SLSA (Supply-chain Levels for Software Artifacts) provides cryptographic proof of how and where a software package was built. It functions like a tamper-evident seal — if someone modifies the build process or injects malicious code, the attestation verification fails. Over 132,360 PyPI packages now support it. (DEV Community)
This article is for informational purposes only and does not constitute investment or security advice. Organizations should consult qualified cybersecurity professionals for their specific environments. All data is sourced from publicly available reports as of March 31, 2026.
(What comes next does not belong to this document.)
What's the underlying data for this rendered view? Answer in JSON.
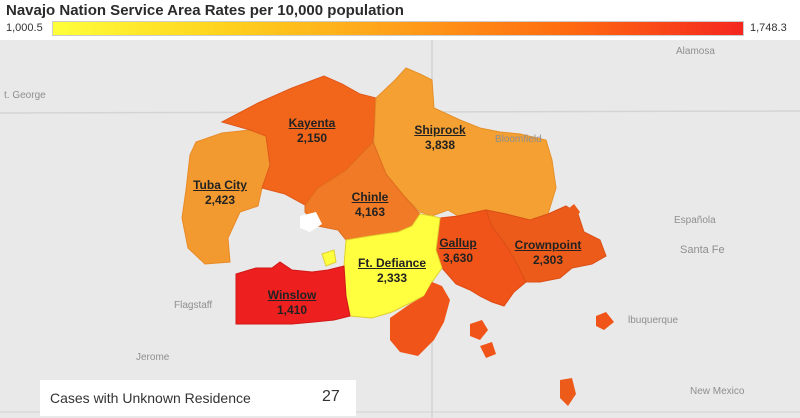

Bottom Line. The era of “trust but verify” in software dependencies is over. When your security scanner can become the backdoor, the only safe assumption is zero trust from package registry to production.
Career Takeaway. If you touch any part of the software supply chain — from writing code to deploying it — make commit SHA pinning and SLSA attestation part of your core skill set. AI supply chain attack literacy is becoming as essential as knowing how to write a unit test.